Enviada em 10/08/2021

Isaac Asimov em entrevista para o “World of Ideas”, aborda os obstáculos do ensino norte-americano. Ao longo da entrevista, o escritor destaca como a apredizagem acontece de forma automatizada, o que gera desinteresse nos alunos em aprender. logo, é claro que a ideia apresentada relaciona-se com a problemática da conjuntura atual do Brasil: o analfabetismo no país é alarmante e a ação morosa do Estado.

Em primeira análise, evidencia-se a relevância da educação, sobretudo, em relação ao exercício da cidadania. Segundo o conceito de cidadania, do sociólogo Thomas Marshall, um indivíduo só pode praticá-la se dotado dos direitos civis, políticos e soicais, que concedem às pessoas capacidade igualitária de exercê-la. Analogamente, esses diretos são garantidos mediante o Artigo 5 e 6 da Constituição federal (1988). Nesse sentido, a educação é um direito social e deve ser mantido pelo Estado. Assim, nota-se que o analfabetismo corrobora outros problemas dentro da sociedade.

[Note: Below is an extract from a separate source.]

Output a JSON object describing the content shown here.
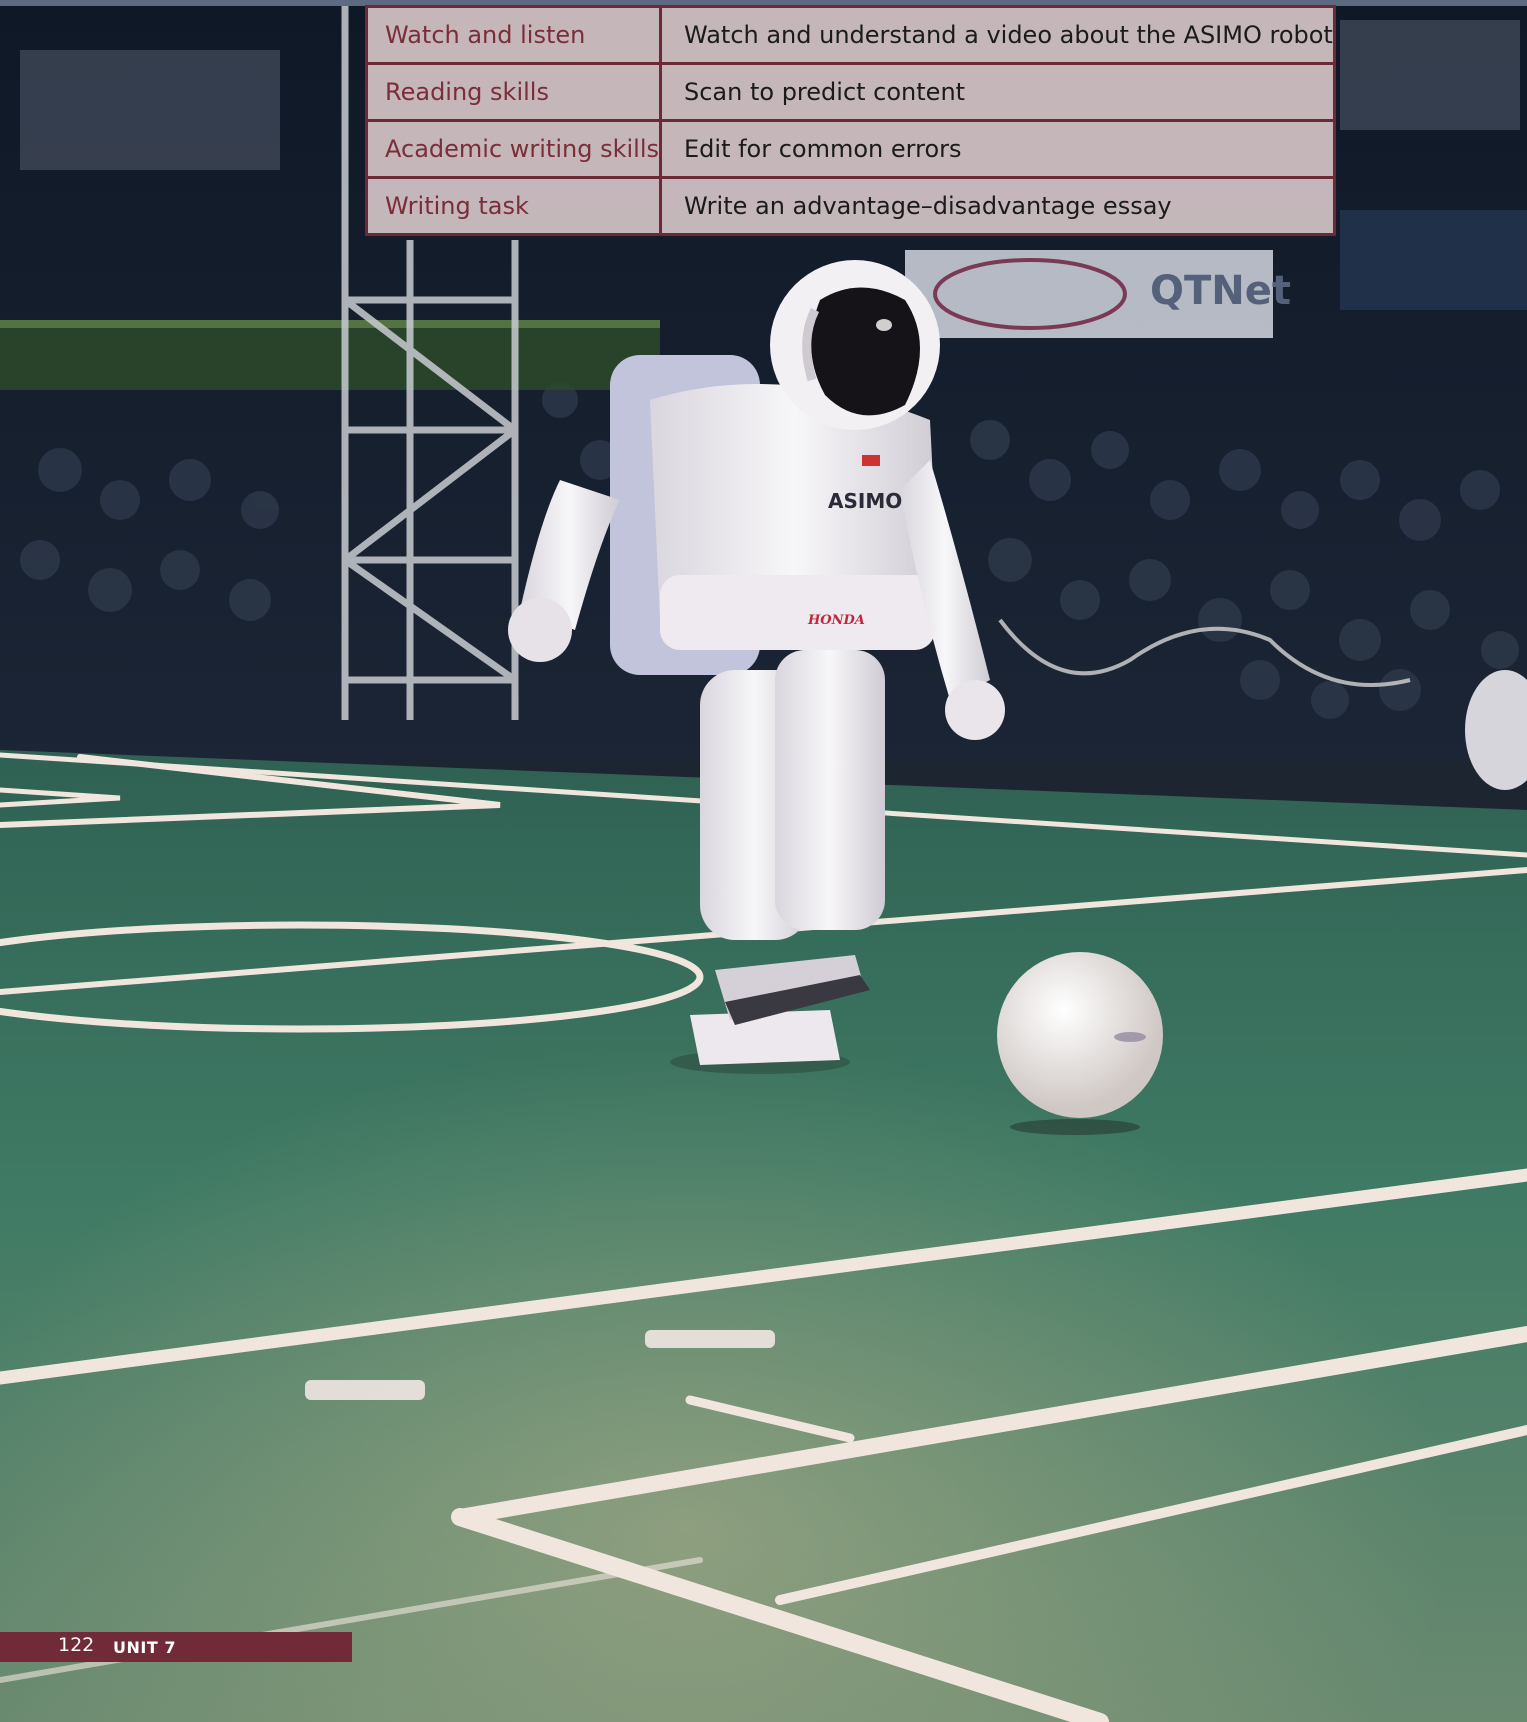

Entretanto, observa-se distorções no sistema de ensino no Brasil. No livro “Cidadão de Papel”, Gilberto Dimenstein salienta que os direitos presentes na Constituição não são integramente mantidos pelo Estado. Paralelamente,  é notável o deficit do Poder público no que tange à qualificação dos prefossores em áreas remotas do país, o que reflete em um sistema de ensino limitado e intensifica o analfabetismo.  Logo, vê-se que os problemas do sistema de ensino são alarmantes.

Portanto, é responsabilidade do Estado tomar providências que amenizem o quadro atual. Para mitigar o analfabetismo no Brasil, urge que o  Tribunal de Contas da União aumente, por meio de novos planejamentos de fiscalização das políticas públicas, a profissionalização de docentes da educação. O projeto deve priorizar as áreas periféricas e remotas do país. Ademais, é preciso que a mídia divulgar, através de propagandas, as os projetos existentes de incentivo aos estudos. Somente assim, será possível que os cidadãos brasileiros não sejam apenas de papel e pratiquem sua funçaõ na sociedade de forma integral e igualitária.